Many starting linux users feel that security is for the professionals, or that
their machine is not important enough to attack ... as a result, there are
thousands of compromised RedHat boxes out there being used in distributed
DOS attacks on servers. Security is not a luxury for the unix box owner -- it
is a responsibility.
The key to a secure system is to have the 'security mindset' -- stay alert,
trust no one, and keep your laser handy. Unix security philosophies range
from general paranoia to becoming as devious as a would-be attacker. It helps
to encrypt everything, to modify banner and issue files so they give vague or
inaccurate information about the OS and server daemons you running, and to
guard the root account with your life.
A little paranoia never did a linux system any harm. The RC scripts should be
read and, if possible, renamed and rewritten so rootkits cannot parse them.

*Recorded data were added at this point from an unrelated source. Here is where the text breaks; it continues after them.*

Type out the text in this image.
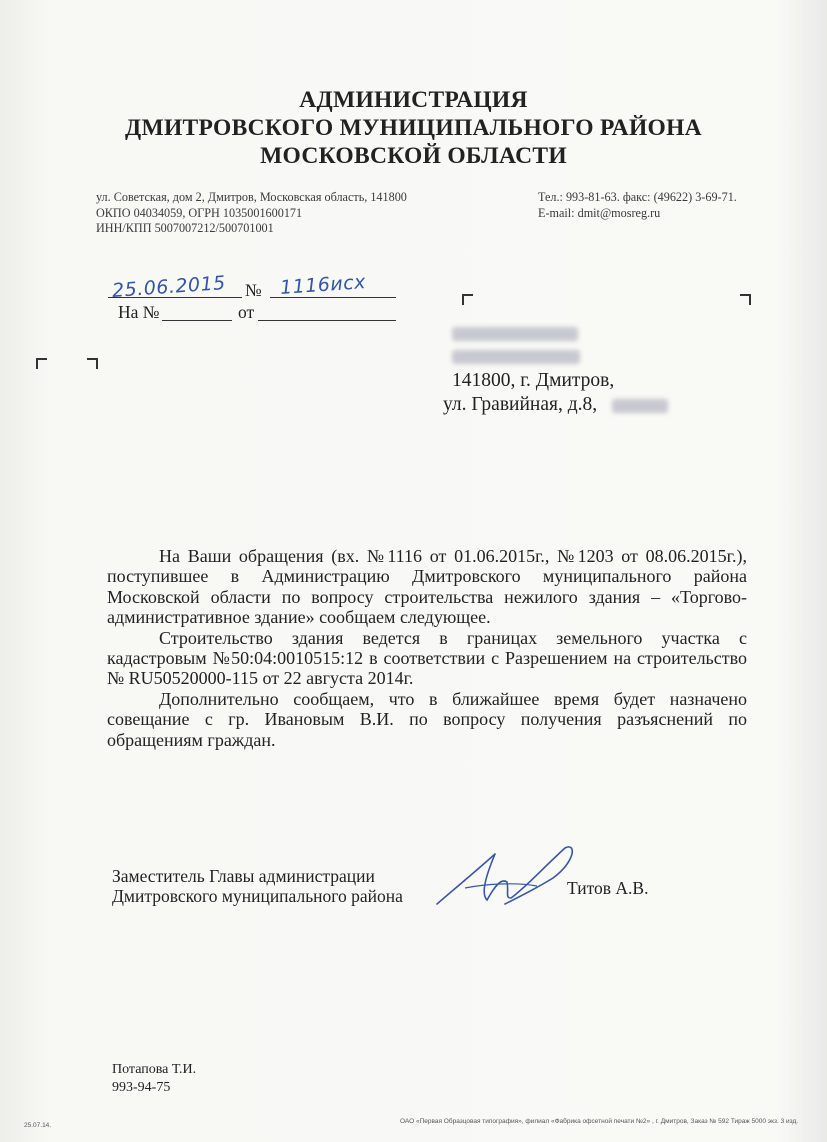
АДМИНИСТРАЦИЯ
ДМИТРОВСКОГО МУНИЦИПАЛЬНОГО РАЙОНА
МОСКОВСКОЙ ОБЛАСТИ
ул. Советская, дом 2, Дмитров, Московская область, 141800
ОКПО 04034059, ОГРН 1035001600171
ИНН/КПП 5007007212/500701001
Тел.: 993-81-63. факс: (49622) 3-69-71.
E-mail: dmit@mosreg.ru
25.06.2015 № 1116исх
На №	от
141800, г. Дмитров,
ул. Гравийная, д.8,

На Ваши обращения (вх. №1116 от 01.06.2015г., №1203 от 08.06.2015г.), поступившее в Администрацию Дмитровского муниципального района Московской области по вопросу строительства нежилого здания – «Торгово-административное здание» сообщаем следующее.

Строительство здания ведется в границах земельного участка с кадастровым №50:04:0010515:12 в соответствии с Разрешением на строительство № RU50520000-115 от 22 августа 2014г.

Дополнительно сообщаем, что в ближайшее время будет назначено совещание с гр. Ивановым В.И. по вопросу получения разъяснений по обращениям граждан.

Заместитель Главы администрации
Дмитровского муниципального района	Титов А.В.
Потапова Т.И.
993-94-75
25.07.14.
ОАО «Первая Образцовая типография», филиал «Фабрика офсетной печати №2» , г. Дмитров, Заказ № 592 Тираж 5000 экз. 3 изд.
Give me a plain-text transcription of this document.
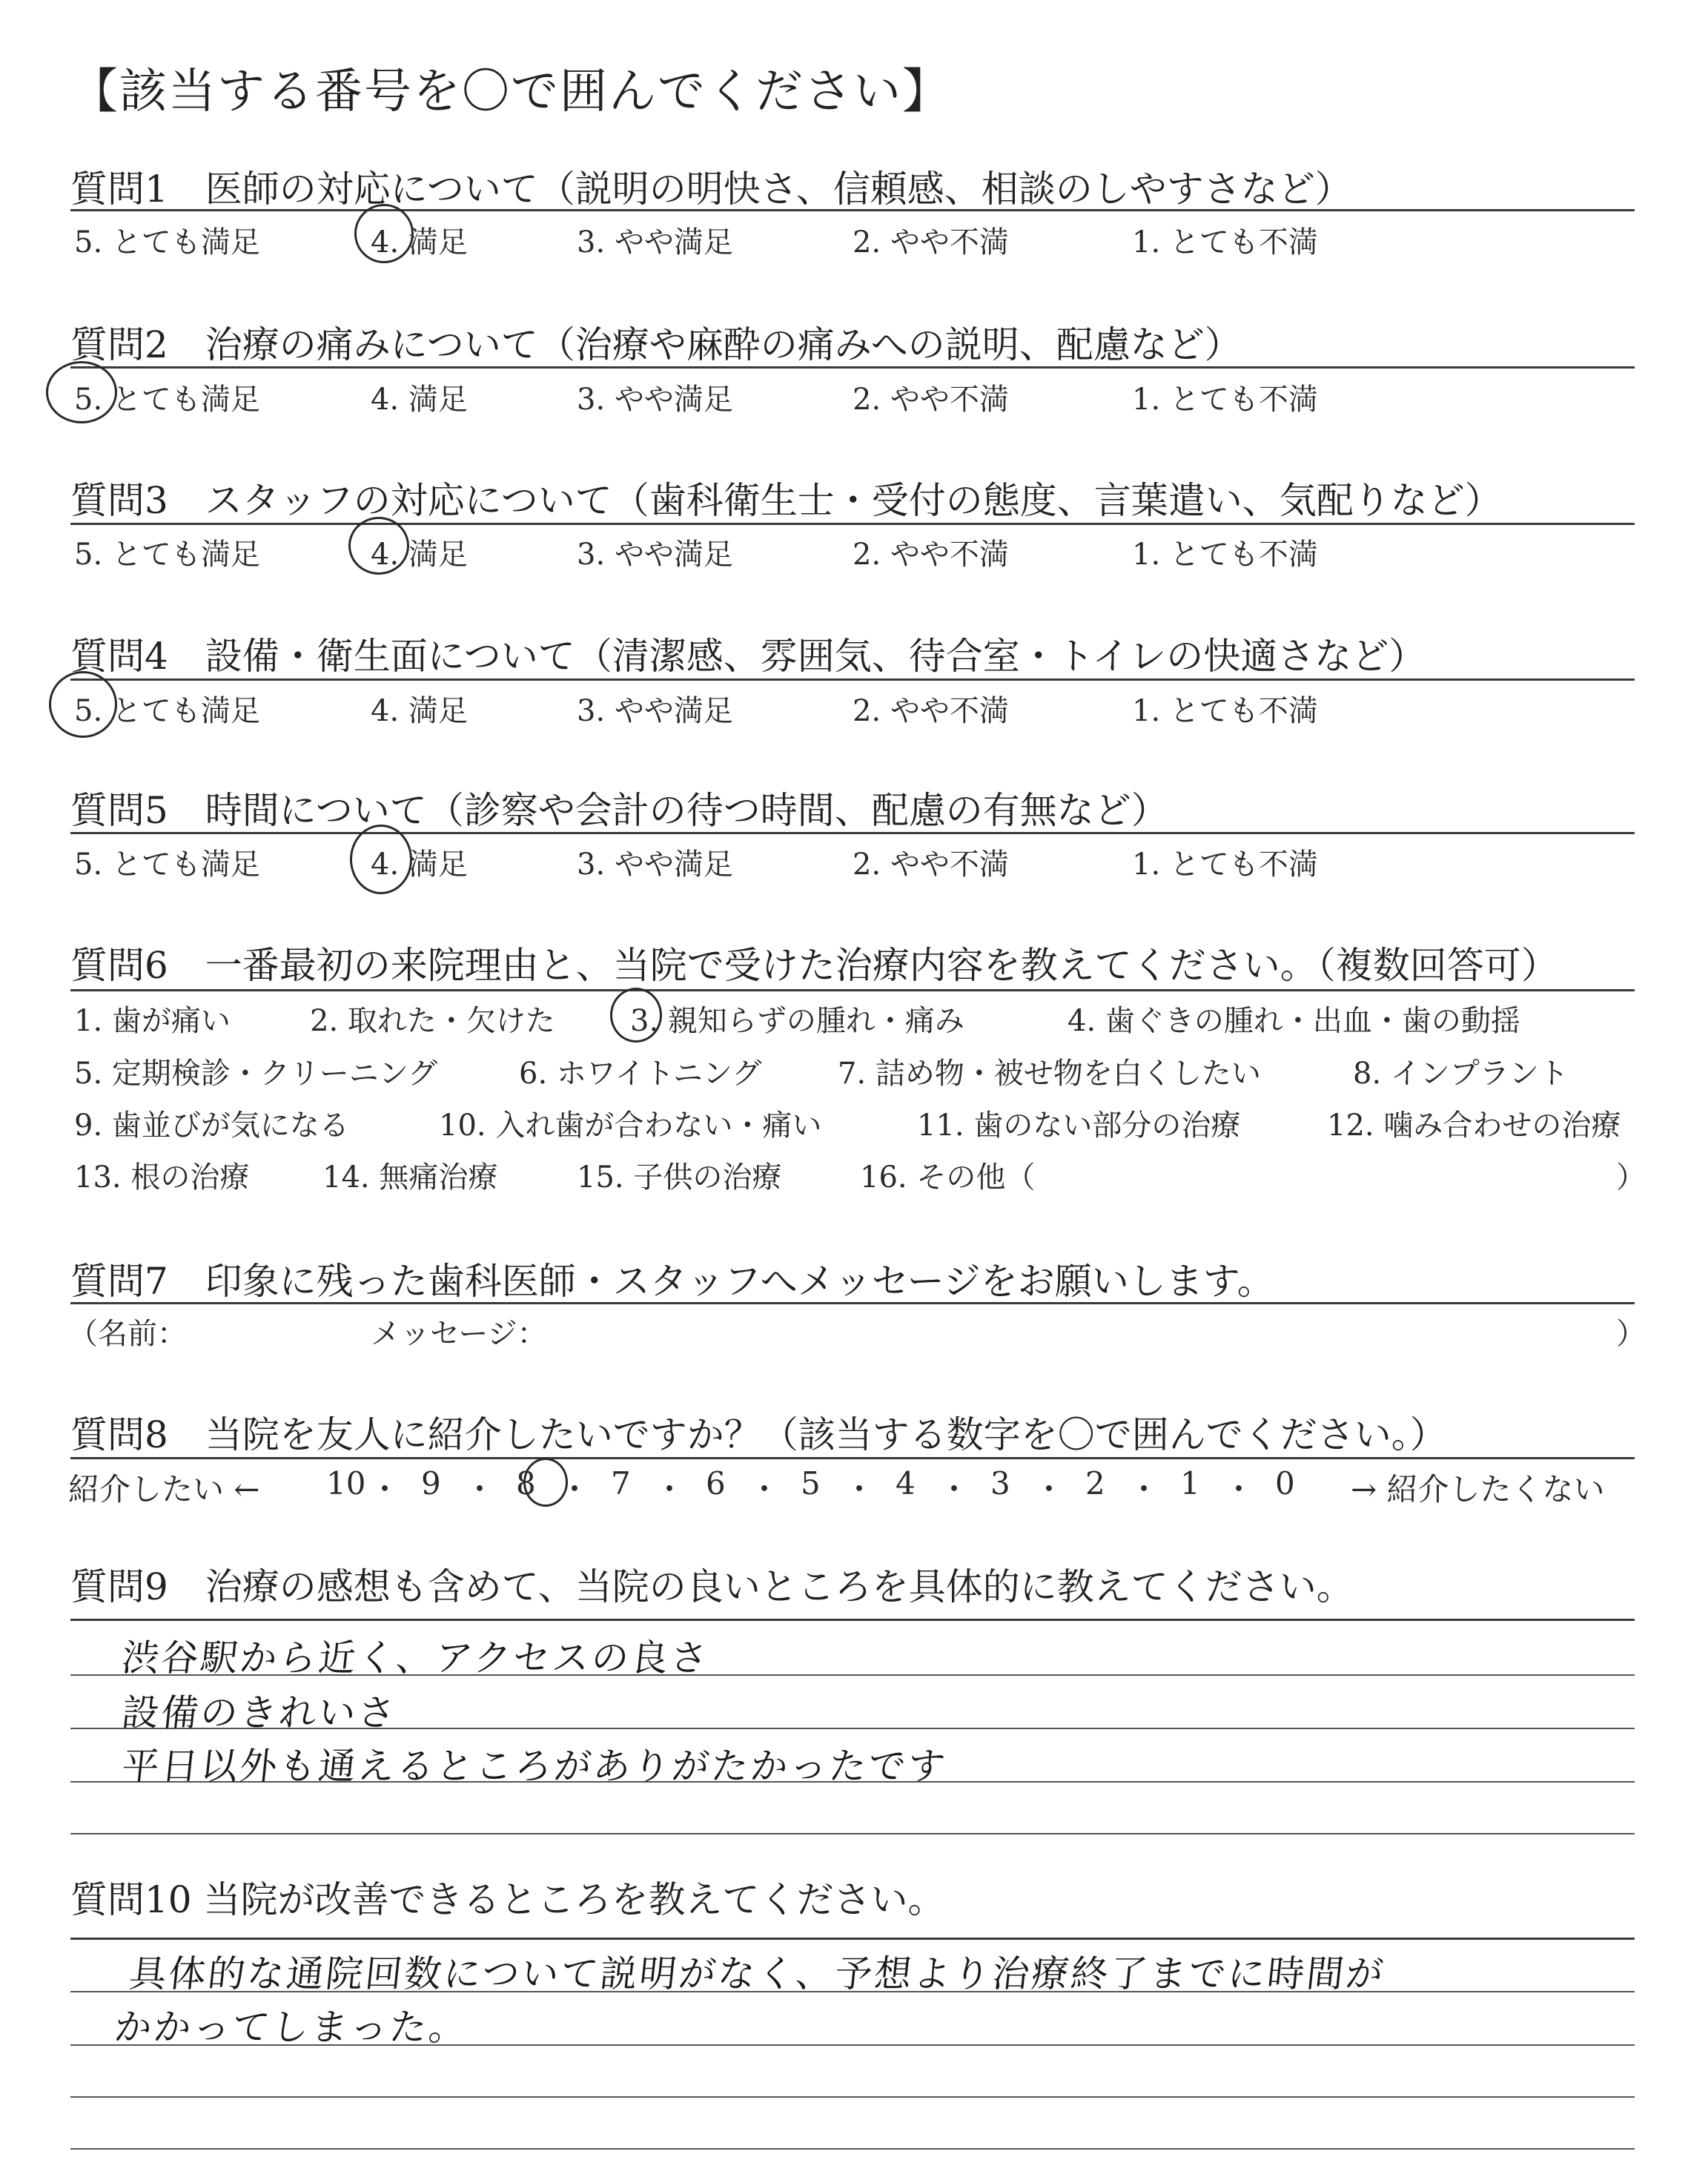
【該当する番号を〇で囲んでください】
質問1　医師の対応について（説明の明快さ、信頼感、相談のしやすさなど）
5. とても満足	4. 満足	3. やや満足	2. やや不満	1. とても不満
質問2　治療の痛みについて（治療や麻酔の痛みへの説明、配慮など）
5. とても満足	4. 満足	3. やや満足	2. やや不満	1. とても不満
質問3　スタッフの対応について（歯科衛生士・受付の態度、言葉遣い、気配りなど）
5. とても満足	4. 満足	3. やや満足	2. やや不満	1. とても不満
質問4　設備・衛生面について（清潔感、雰囲気、待合室・トイレの快適さなど）
5. とても満足	4. 満足	3. やや満足	2. やや不満	1. とても不満
質問5　時間について（診察や会計の待つ時間、配慮の有無など）
5. とても満足	4. 満足	3. やや満足	2. やや不満	1. とても不満
質問6　一番最初の来院理由と、当院で受けた治療内容を教えてください。（複数回答可）
1. 歯が痛い	2. 取れた・欠けた	3. 親知らずの腫れ・痛み	4. 歯ぐきの腫れ・出血・歯の動揺
5. 定期検診・クリーニング	6. ホワイトニング	7. 詰め物・被せ物を白くしたい	8. インプラント
9. 歯並びが気になる	10. 入れ歯が合わない・痛い	11. 歯のない部分の治療	12. 噛み合わせの治療
13. 根の治療 14. 無痛治療	15. 子供の治療	16. その他（	）
質問7　印象に残った歯科医師・スタッフへメッセージをお願いします。
（名前：	メッセージ：	）
質問8　当院を友人に紹介したいですか？（該当する数字を〇で囲んでください。）
紹介したい ← 10 ・ 9 ・ 8 ・ 7 ・ 6 ・ 5 ・ 4 ・ 3 ・ 2 ・ 1 ・ 0 → 紹介したくない
質問9　治療の感想も含めて、当院の良いところを具体的に教えてください。
渋谷駅から近く、アクセスの良さ
設備のきれいさ
平日以外も通えるところがありがたかったです
質問10 当院が改善できるところを教えてください。
具体的な通院回数について説明がなく、予想より治療終了までに時間が
かかってしまった。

SUID files should be hunted down and systematically eliminated like the
treacherous dogs they are; the ext2 FS attributes should be applied to key
files using chattr -i to make files immutable, chattr -a to make them append
only, chattr -c to store them in compressed form, and chattr -s to overwrite
the file contents with zeroes upon deletion [for security, natch]. Integrity
information should be stored on a read-only partition, if they are stored in
the system at all. Passwords should meet the standard unix security passwords;
it is not unheard of for root passwords to contain unprintable ASCII characters
to discourage logging in as root from a terminal.
In the end, the security of a linux system --like its performance and its user-
friendliness-- is a function of how much time one puts into it.